Traditional approaches to managing stress are either symptoms-based—for example, treating heart palpitations, sleep issues, etc., instead of the root cause of the stress—or events-based—for example, identifying common stress-inducing occurrences like death or holidays.
The weakness with an events-based approach is certain circumstances are unavoidable, and two people can go through the same happening and experience different reactions—one stressed, one not. The conclusion: pressure does not always have to equal stress.
Day-to-day stress is caused by rumination—thinking over and over about an event in the past or future and attaching negative emotion to it.

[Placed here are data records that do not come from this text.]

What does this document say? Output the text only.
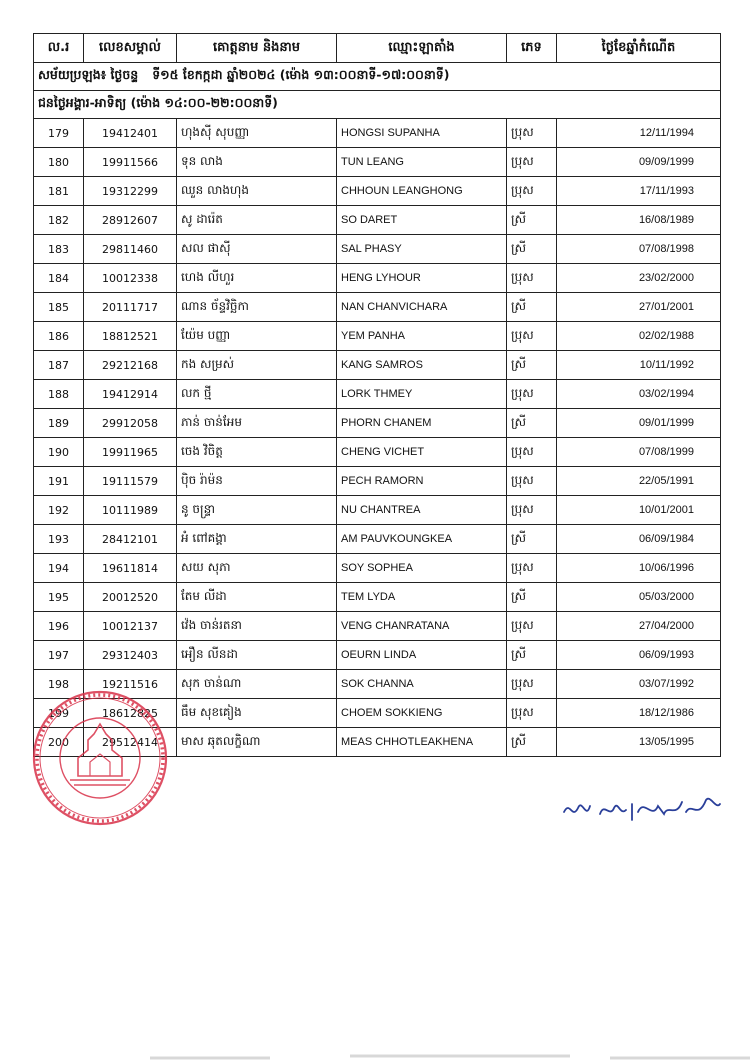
ល.រ	លេខសម្គាល់	គោត្តនាម និងនាម	ឈ្មោះឡាតាំង	ភេទ	ថ្ងៃខែឆ្នាំកំណើត
សម័យប្រឡង៖ ថ្ងៃចន្ទ ទី១៥ ខែកក្កដា ឆ្នាំ២០២៤ (ម៉ោង ១៣:០០នាទី-១៧:០០នាទី)					
ជនថ្ងៃអង្គារ-អាទិត្យ (ម៉ោង ១៤:០០-២២:០០នាទី)					
179	19412401	ហុងស៊ី សុបញ្ញា	HONGSI SUPANHA	ប្រុស	12/11/1994
180	19911566	ទុន លាង	TUN LEANG	ប្រុស	09/09/1999
181	19312299	ឈួន លាងហុង	CHHOUN LEANGHONG	ប្រុស	17/11/1993
182	28912607	សូ ដារ៉េត	SO DARET	ស្រី	16/08/1989
183	29811460	សល ផាស៊ី	SAL PHASY	ស្រី	07/08/1998
184	10012338	ហេង លីហួរ	HENG LYHOUR	ប្រុស	23/02/2000
185	20111717	ណាន ច័ន្ទវិច្ឆិកា	NAN CHANVICHARA	ស្រី	27/01/2001
186	18812521	យ៉ែម បញ្ញា	YEM PANHA	ប្រុស	02/02/1988
187	29212168	កង សម្រស់	KANG SAMROS	ស្រី	10/11/1992
188	19412914	លក ថ្មី	LORK THMEY	ប្រុស	03/02/1994
189	29912058	ភាន់ ចាន់អែម	PHORN CHANEM	ស្រី	09/01/1999
190	19911965	ចេង វិចិត្ត	CHENG VICHET	ប្រុស	07/08/1999
191	19111579	ប៉ិច រ៉ាម៉ន	PECH RAMORN	ប្រុស	22/05/1991
192	10111989	នូ ចន្ទ្រា	NU CHANTREA	ប្រុស	10/01/2001
193	28412101	អំ ពៅគង្គា	AM PAUVKOUNGKEA	ស្រី	06/09/1984
194	19611814	សយ សុភា	SOY SOPHEA	ប្រុស	10/06/1996
195	20012520	តែម លីដា	TEM LYDA	ស្រី	05/03/2000
196	10012137	វ៉េង ចាន់រតនា	VENG CHANRATANA	ប្រុស	27/04/2000
197	29312403	អឿន លីនដា	OEURN LINDA	ស្រី	06/09/1993
198	19211516	សុក ចាន់ណា	SOK CHANNA	ប្រុស	03/07/1992
199	18612825	ធឹម សុខគៀង	CHOEM SOKKIENG	ប្រុស	18/12/1986
200	29512414	មាស ឆុតលក្ខិណា	MEAS CHHOTLEAKHENA	ស្រី	13/05/1995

When people ruminate, they go into fight or flight mode, which puts a strain on their bodies, especially their hearts. Rumination is bad for health (causing plaque build-up and heart attacks), productivity (taking time away from other tasks) and wellbeing (making you feel miserable). People who are later in their career generally ruminate less, because they’ve learned to manage pressure.
Rumination happens in a state of waking sleep—the state in which people spend most of their time—where we dream about the past or future and virtually go to sleep for thirty seconds, then come back. We have a choice as we aren’t genetically programmed to ruminate. To decrease rumination and stress, and increase agility and resilience, maintain a balance in each of the following measures of resilience:
- Frequency of rumination — churning over emotional upsets, prolonging misery.